US auto industry buys half of all industrial robots, says IFR

dürr robot

The US auto sector “buys every second industrial robot” sold, according to a report by the International Federation of Robotics (IFR)

The US economy is one of the front-runners in the global automation race. By 2018, the number of industrial robots sold will, on average, rise by at least five per cent per annum, to a new record of 31,000 units (2014: 26,202). 

About one-half of these will be installed by car makers and their suppliers. Viewed according to robotic density – meaning the number of industrial robots per 10,000 employees – the US automotive industry, with 1,141 units, already ranks third in the world’s national economies after Germany (1,149 units) and Japan (1,414 units). These are the calculations published in the report 2015 World Robot Statistics, issued by IFR.

Robot density in the automotive manufacturing industry
Robot density in the automotive manufacturing industry

In the most recently published annual economic report of the US president to Congress, the White House underlines the central role played by robotics in the economic growth of the US.

Therefore as far as technology and innovation are concerned, it is the increased deployment of robots – alongside digital communications technology – that will prove to be the decisive factor of success in the robust growth of production in the US. The economic experts see great potential in various economic sectors.

The automobile industry is currently displaying the fastest rate of modernisation within Nafta (the US, Canada and Mexico).

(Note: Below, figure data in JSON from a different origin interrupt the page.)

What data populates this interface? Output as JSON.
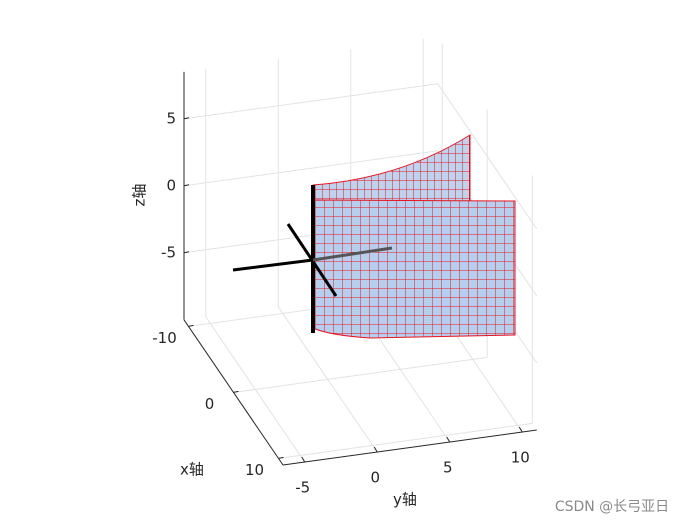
{
  "chart_data": {
    "type": "surface3d",
    "xlabel": "x轴",
    "ylabel": "y轴",
    "zlabel": "z轴",
    "xlim": [
      -11,
      11
    ],
    "ylim": [
      -6.5,
      11
    ],
    "zlim": [
      -10,
      8.5
    ],
    "xticks": [
      -10,
      0,
      10
    ],
    "yticks": [
      -5,
      0,
      5,
      10
    ],
    "zticks": [
      -5,
      0,
      5
    ],
    "grid": true
  },
  "watermark": "CSDN @长弓亚日"
}
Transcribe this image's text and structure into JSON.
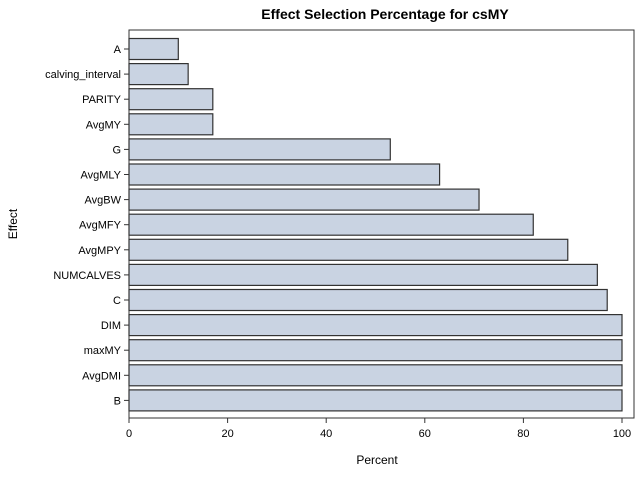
{
  "chart_data": {
    "type": "bar",
    "orientation": "horizontal",
    "title": "Effect Selection Percentage for csMY",
    "xlabel": "Percent",
    "ylabel": "Effect",
    "xlim": [
      0,
      100
    ],
    "xticks": [
      0,
      20,
      40,
      60,
      80,
      100
    ],
    "grid": false,
    "categories": [
      "A",
      "calving_interval",
      "PARITY",
      "AvgMY",
      "G",
      "AvgMLY",
      "AvgBW",
      "AvgMFY",
      "AvgMPY",
      "NUMCALVES",
      "C",
      "DIM",
      "maxMY",
      "AvgDMI",
      "B"
    ],
    "values": [
      10,
      12,
      17,
      17,
      53,
      63,
      71,
      82,
      89,
      95,
      97,
      100,
      100,
      100,
      100
    ],
    "bar_fill": "#c9d3e2",
    "bar_stroke": "#333333"
  }
}
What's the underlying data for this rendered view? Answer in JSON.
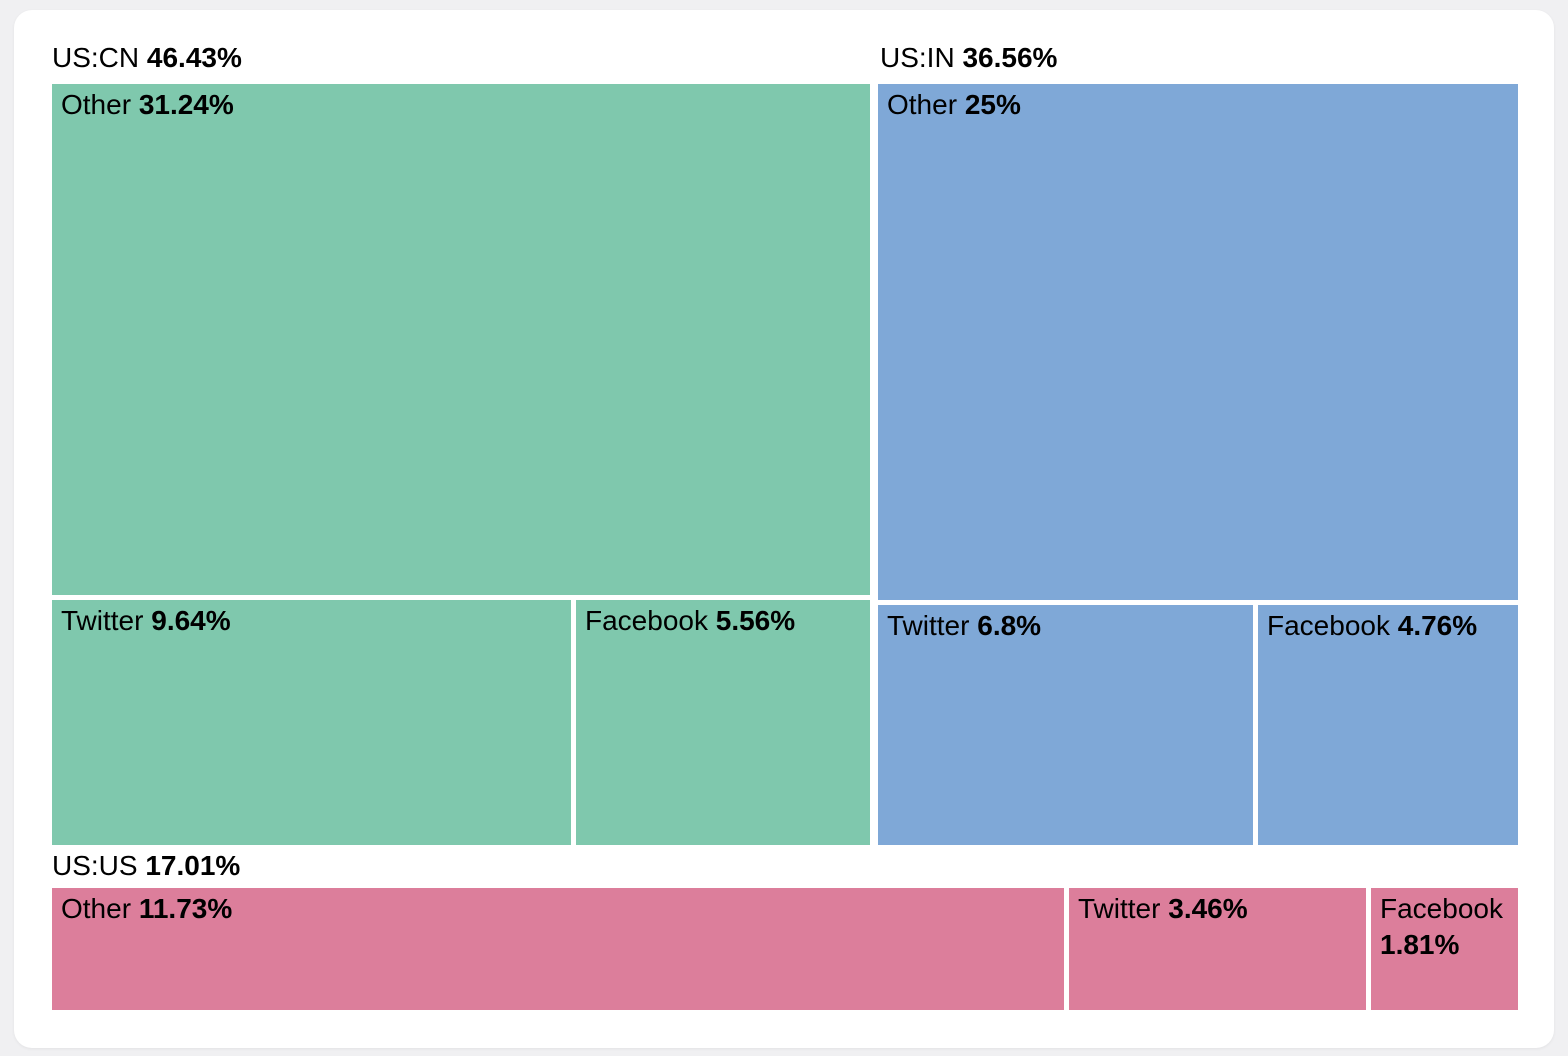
{
  "page": {
    "background_color": "#f0f0f2",
    "card_color": "#ffffff",
    "text_color": "#000000"
  },
  "chart_data": {
    "type": "treemap",
    "legend": "none",
    "label_format": "name plain, percentage bold",
    "groups": [
      {
        "label": "US:CN",
        "value_label": "46.43%",
        "value": 46.43,
        "color": "#7fc8ad",
        "children": [
          {
            "label": "Other",
            "value_label": "31.24%",
            "value": 31.24
          },
          {
            "label": "Twitter",
            "value_label": "9.64%",
            "value": 9.64
          },
          {
            "label": "Facebook",
            "value_label": "5.56%",
            "value": 5.56
          }
        ]
      },
      {
        "label": "US:IN",
        "value_label": "36.56%",
        "value": 36.56,
        "color": "#7fa8d7",
        "children": [
          {
            "label": "Other",
            "value_label": "25%",
            "value": 25
          },
          {
            "label": "Twitter",
            "value_label": "6.8%",
            "value": 6.8
          },
          {
            "label": "Facebook",
            "value_label": "4.76%",
            "value": 4.76
          }
        ]
      },
      {
        "label": "US:US",
        "value_label": "17.01%",
        "value": 17.01,
        "color": "#dc7e9b",
        "children": [
          {
            "label": "Other",
            "value_label": "11.73%",
            "value": 11.73
          },
          {
            "label": "Twitter",
            "value_label": "3.46%",
            "value": 3.46
          },
          {
            "label": "Facebook",
            "value_label": "1.81%",
            "value": 1.81
          }
        ]
      }
    ]
  }
}
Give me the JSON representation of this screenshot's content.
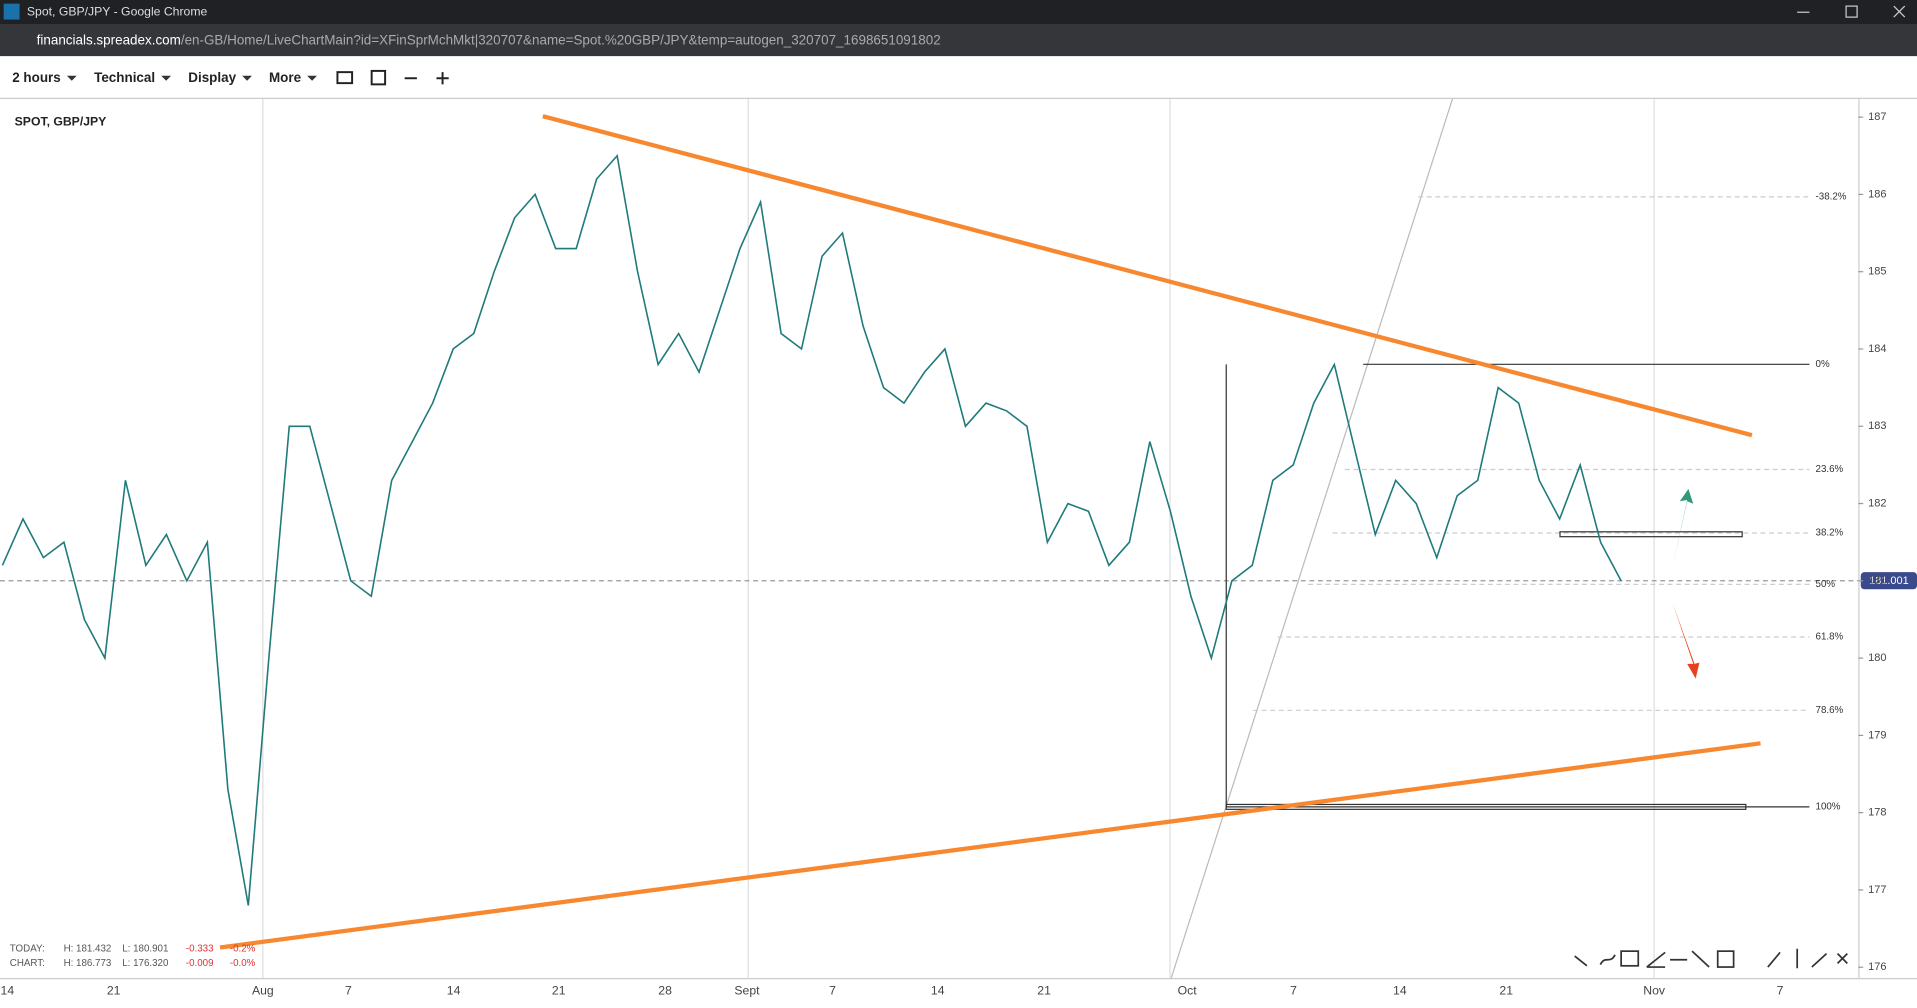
{
  "browser": {
    "title": "Spot, GBP/JPY - Google Chrome",
    "url_domain": "financials.spreadex.com",
    "url_path": "/en-GB/Home/LiveChartMain?id=XFinSprMchMkt|320707&name=Spot.%20GBP/JPY&temp=autogen_320707_1698651091802"
  },
  "toolbar": {
    "items": [
      "2 hours",
      "Technical",
      "Display",
      "More"
    ]
  },
  "chart": {
    "title": "SPOT, GBP/JPY",
    "ylim": [
      175.86,
      187.25
    ],
    "yticks": [
      176,
      177,
      178,
      179,
      180,
      181,
      182,
      183,
      184,
      185,
      186,
      187
    ],
    "x_labels": [
      "14",
      "21",
      "Aug",
      "7",
      "14",
      "21",
      "28",
      "Sept",
      "7",
      "14",
      "21",
      "Oct",
      "7",
      "14",
      "21",
      "Nov",
      "7"
    ],
    "fib_levels": [
      "-38.2%",
      "0%",
      "23.6%",
      "38.2%",
      "50%",
      "61.8%",
      "78.6%",
      "100%"
    ],
    "last_price": 181.001,
    "closes": [
      181.2,
      181.8,
      181.3,
      181.5,
      180.5,
      180.0,
      182.3,
      181.2,
      181.6,
      181.0,
      181.5,
      178.3,
      176.8,
      180.0,
      183.0,
      183.0,
      182.0,
      181.0,
      180.8,
      182.3,
      182.8,
      183.3,
      184.0,
      184.2,
      185.0,
      185.7,
      186.0,
      185.3,
      185.3,
      186.2,
      186.5,
      185.0,
      183.8,
      184.2,
      183.7,
      184.5,
      185.3,
      185.9,
      184.2,
      184.0,
      185.2,
      185.5,
      184.3,
      183.5,
      183.3,
      183.7,
      184.0,
      183.0,
      183.3,
      183.2,
      183.0,
      181.5,
      182.0,
      181.9,
      181.2,
      181.5,
      182.8,
      181.9,
      180.8,
      180.0,
      181.0,
      181.2,
      182.3,
      182.5,
      183.3,
      183.8,
      182.7,
      181.6,
      182.3,
      182.0,
      181.3,
      182.1,
      182.3,
      183.5,
      183.3,
      182.3,
      181.8,
      182.5,
      181.5,
      181.0
    ],
    "stats": {
      "today": [
        "TODAY:",
        "H: 181.432",
        "L: 180.901",
        "-0.333",
        "-0.2%"
      ],
      "chart": [
        "CHART:",
        "H: 186.773",
        "L: 176.320",
        "-0.009",
        "-0.0%"
      ]
    }
  }
}
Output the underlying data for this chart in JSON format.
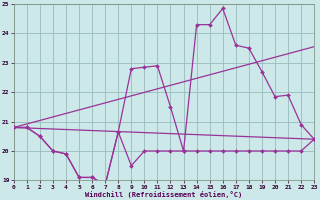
{
  "background_color": "#cce8e8",
  "grid_color": "#99bbbb",
  "line_color": "#993399",
  "xlim": [
    0,
    23
  ],
  "ylim": [
    19,
    25
  ],
  "yticks": [
    19,
    20,
    21,
    22,
    23,
    24,
    25
  ],
  "xticks": [
    0,
    1,
    2,
    3,
    4,
    5,
    6,
    7,
    8,
    9,
    10,
    11,
    12,
    13,
    14,
    15,
    16,
    17,
    18,
    19,
    20,
    21,
    22,
    23
  ],
  "xlabel": "Windchill (Refroidissement éolien,°C)",
  "series_a_x": [
    0,
    1,
    2,
    3,
    4,
    5,
    6,
    7,
    8,
    9,
    10,
    11,
    12,
    13,
    14,
    15,
    16,
    17,
    18,
    19,
    20,
    21,
    22,
    23
  ],
  "series_a_y": [
    20.8,
    20.8,
    20.5,
    20.0,
    19.9,
    19.1,
    19.1,
    18.85,
    20.65,
    19.5,
    20.0,
    20.0,
    20.0,
    20.0,
    20.0,
    20.0,
    20.0,
    20.0,
    20.0,
    20.0,
    20.0,
    20.0,
    20.0,
    20.4
  ],
  "series_b_x": [
    0,
    1,
    2,
    3,
    4,
    5,
    6,
    7,
    8,
    9,
    10,
    11,
    12,
    13,
    14,
    15,
    16,
    17,
    18,
    19,
    20,
    21,
    22,
    23
  ],
  "series_b_y": [
    20.8,
    20.8,
    20.5,
    20.0,
    19.9,
    19.1,
    19.1,
    18.85,
    20.65,
    22.8,
    22.85,
    22.9,
    21.5,
    20.0,
    24.3,
    24.3,
    24.85,
    23.6,
    23.5,
    22.7,
    21.85,
    21.9,
    20.9,
    20.4
  ],
  "trend1_x": [
    0,
    23
  ],
  "trend1_y": [
    20.8,
    23.55
  ],
  "trend2_x": [
    0,
    23
  ],
  "trend2_y": [
    20.8,
    20.4
  ]
}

Fifty-five percent of the total demand for industrial robots comes from the auto sector alone. One fourth of these units is installed by car makers – the greatest demand is, by far and away found in the supply industry. The drive towards automation has been running at full pelt for five years now.

This is enabling car manufacturers and suppliers in the US to supply the world’s largest domestic market and to produce the greatest number of cars and light commercial vehicles after China.

The US is witnessing very intense investment in the technical renewal of its domestic manufacturing, aimed at improving competitiveness and partly at regaining capacities from abroad.

A Fanuc robot in an automotive manufacturing plant
A Fanuc robot in an automotive manufacturing plant

The automotive supply industry is providing a strong impetus to the deployment of robotic technology in North America. Investments within Nafta have increased by about 40 per cent every year since 2010, and are forecast to continue rising in coming years.

The primary drivers of industrial robot investments among automotive suppliers are new quality standards, more energy efficient production and new materials. Not to forget that foreign suppliers have been at work for a good five years now in expanding their production capacities with the aid of robotic technology, so that they can be closer to their crucial customer base.

“Clearly the Automotive industry continues to drive innovation in the automation arena and need for optimization, quality, adaptability and flexibility,” says Joe Gemma, president of IFR.

“The need from the OEM’s has filtered down to the supplier base to work on improved quality, flexibility and process optimization fostering the requirement for automation technologies to meet the demands as well as quicker deliveries and adapting to a dynamic environment.”